ABSTRACT
Prostate cancer (PCa) harboring BRCA1/2 mutations is often exquisitely sensitive to PARP inhibition. However, genomic alterations in other DNA damage response genes have not been consistently predictive of clinical response to PARP inhibitors (PARPis). Here, we perform genome-wide CRISPR-Cas9 knockout screens in BRCA1/2-proficient PCa cell lines and identify novel genes whose loss has a profound impact on PARPi sensitivity and resistance. Specifically, MMS22L deletion, frequently observed (up to 14%) in PCa, renders cells hypersensitive to PARPis by disrupting RAD51 loading required for homologous recombination repair, although this response is TP53-dependent.

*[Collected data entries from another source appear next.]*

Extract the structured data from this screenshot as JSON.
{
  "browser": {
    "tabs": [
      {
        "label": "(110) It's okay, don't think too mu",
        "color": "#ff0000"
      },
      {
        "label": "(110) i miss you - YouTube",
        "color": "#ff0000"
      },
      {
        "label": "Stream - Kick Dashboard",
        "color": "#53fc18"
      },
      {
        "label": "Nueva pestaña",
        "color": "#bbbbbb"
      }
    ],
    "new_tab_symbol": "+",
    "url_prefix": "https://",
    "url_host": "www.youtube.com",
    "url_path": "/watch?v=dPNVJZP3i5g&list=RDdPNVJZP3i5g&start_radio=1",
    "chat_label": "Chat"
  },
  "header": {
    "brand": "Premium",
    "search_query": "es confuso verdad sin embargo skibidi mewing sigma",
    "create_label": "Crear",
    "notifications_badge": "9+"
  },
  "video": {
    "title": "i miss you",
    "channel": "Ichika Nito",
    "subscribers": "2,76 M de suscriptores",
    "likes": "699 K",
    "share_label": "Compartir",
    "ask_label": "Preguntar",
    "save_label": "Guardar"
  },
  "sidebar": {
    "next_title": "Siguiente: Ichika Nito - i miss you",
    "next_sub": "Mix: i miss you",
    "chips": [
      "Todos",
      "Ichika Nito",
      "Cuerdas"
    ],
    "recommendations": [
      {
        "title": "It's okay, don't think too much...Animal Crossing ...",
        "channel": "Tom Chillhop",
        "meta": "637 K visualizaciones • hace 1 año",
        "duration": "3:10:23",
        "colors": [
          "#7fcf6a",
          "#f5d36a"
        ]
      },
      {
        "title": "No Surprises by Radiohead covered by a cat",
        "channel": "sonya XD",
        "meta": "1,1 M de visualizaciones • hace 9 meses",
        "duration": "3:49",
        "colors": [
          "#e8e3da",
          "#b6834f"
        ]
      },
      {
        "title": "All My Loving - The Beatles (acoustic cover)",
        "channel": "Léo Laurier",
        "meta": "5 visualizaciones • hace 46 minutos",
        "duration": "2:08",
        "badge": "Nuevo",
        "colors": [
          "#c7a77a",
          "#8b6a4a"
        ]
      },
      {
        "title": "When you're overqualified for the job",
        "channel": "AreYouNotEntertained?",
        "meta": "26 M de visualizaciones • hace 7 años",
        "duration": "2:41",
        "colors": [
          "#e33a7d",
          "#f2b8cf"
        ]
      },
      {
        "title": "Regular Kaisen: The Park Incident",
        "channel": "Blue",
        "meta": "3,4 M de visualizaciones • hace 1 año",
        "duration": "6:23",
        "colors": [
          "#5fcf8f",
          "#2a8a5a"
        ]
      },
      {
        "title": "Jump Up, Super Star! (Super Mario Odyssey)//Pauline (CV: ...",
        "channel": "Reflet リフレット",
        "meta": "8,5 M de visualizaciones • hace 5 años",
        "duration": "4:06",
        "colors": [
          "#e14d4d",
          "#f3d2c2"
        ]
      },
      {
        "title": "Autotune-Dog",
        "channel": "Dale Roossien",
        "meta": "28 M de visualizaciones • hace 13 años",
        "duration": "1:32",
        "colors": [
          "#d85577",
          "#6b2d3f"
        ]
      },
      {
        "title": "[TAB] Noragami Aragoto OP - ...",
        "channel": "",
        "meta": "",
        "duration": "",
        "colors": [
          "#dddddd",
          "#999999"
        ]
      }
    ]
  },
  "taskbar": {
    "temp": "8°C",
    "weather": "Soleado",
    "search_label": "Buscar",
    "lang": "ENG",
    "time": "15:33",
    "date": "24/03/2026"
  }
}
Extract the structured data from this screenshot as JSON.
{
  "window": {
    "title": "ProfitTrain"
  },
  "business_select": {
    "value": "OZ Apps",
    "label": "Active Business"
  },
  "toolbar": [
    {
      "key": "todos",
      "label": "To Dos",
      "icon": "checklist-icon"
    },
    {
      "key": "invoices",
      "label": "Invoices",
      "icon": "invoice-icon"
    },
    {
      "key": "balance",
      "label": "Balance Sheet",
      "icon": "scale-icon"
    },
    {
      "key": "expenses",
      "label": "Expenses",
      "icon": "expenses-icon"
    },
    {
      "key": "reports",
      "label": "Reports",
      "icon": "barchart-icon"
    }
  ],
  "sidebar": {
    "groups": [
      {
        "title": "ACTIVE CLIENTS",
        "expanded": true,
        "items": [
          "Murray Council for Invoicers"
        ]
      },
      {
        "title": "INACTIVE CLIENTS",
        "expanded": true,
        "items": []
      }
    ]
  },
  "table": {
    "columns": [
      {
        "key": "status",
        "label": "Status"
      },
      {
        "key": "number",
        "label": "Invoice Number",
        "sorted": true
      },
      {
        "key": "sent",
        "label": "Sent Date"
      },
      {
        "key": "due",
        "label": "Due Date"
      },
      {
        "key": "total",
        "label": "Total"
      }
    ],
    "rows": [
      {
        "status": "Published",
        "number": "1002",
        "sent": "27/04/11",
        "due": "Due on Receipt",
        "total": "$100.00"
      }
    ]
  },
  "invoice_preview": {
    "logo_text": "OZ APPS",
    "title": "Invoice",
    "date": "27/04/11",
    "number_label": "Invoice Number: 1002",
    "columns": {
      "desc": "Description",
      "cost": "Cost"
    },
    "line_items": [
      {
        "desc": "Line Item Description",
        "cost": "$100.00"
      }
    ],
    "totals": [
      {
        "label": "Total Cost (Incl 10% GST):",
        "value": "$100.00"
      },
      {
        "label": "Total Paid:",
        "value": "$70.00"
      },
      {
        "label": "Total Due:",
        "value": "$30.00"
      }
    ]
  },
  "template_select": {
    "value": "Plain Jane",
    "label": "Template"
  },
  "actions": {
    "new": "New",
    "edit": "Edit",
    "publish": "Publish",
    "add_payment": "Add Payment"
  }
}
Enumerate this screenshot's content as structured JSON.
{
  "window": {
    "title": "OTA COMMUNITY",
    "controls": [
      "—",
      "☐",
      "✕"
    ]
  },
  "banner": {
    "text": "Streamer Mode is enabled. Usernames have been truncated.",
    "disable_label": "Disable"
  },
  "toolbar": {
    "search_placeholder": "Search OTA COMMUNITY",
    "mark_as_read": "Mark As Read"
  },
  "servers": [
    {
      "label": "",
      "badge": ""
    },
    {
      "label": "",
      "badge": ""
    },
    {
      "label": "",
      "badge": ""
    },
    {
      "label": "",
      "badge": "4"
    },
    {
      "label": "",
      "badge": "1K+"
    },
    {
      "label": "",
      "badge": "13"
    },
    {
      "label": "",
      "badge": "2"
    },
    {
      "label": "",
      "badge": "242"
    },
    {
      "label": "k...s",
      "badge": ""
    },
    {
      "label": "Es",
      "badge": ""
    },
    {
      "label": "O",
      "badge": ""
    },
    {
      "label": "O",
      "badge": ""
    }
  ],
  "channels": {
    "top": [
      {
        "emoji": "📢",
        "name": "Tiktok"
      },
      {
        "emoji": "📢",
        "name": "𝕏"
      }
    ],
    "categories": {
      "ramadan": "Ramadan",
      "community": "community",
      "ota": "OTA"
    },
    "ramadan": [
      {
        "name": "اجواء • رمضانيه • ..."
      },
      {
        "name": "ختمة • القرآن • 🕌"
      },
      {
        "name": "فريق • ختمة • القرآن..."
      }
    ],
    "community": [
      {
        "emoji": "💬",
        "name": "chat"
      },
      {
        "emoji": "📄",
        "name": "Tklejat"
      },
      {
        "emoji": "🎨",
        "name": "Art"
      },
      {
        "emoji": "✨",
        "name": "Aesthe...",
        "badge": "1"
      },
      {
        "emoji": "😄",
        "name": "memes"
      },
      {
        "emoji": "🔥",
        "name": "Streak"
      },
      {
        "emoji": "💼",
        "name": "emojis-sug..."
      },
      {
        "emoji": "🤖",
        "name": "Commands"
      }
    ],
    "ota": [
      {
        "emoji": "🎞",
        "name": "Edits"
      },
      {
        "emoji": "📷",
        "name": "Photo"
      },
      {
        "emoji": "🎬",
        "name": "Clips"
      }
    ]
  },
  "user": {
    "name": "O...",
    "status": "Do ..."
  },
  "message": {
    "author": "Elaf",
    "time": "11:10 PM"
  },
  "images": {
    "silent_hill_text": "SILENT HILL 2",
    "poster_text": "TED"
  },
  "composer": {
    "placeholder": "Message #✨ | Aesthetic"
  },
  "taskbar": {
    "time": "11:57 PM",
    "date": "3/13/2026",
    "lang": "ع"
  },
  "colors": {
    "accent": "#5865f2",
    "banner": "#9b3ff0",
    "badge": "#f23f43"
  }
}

Unexpectedly, loss of CHEK2 confers resistance rather than sensitivity to PARPis in PCa cells through increased expression of BRCA2, a target of CHEK2-TP53-E2F7-mediated transcriptional repression. Combined PARP and ATR inhibition overcomes PARPi resistance caused by CHEK2 loss. Our findings may inform the use of PARPis beyond BRCA1/2-deficient tumors and support reevaluation of currently used biomarkers for PARPi treatment in PCa.
Competing Interest Statement
The authors have declared no competing interest.
Footnotes
We corrected the errors in Figure 5j and Supplementary Figure 8. The total case number has been changed from 111 to 146. Accordingly, the sample numbers have changed in the figures. No changes were made in the text.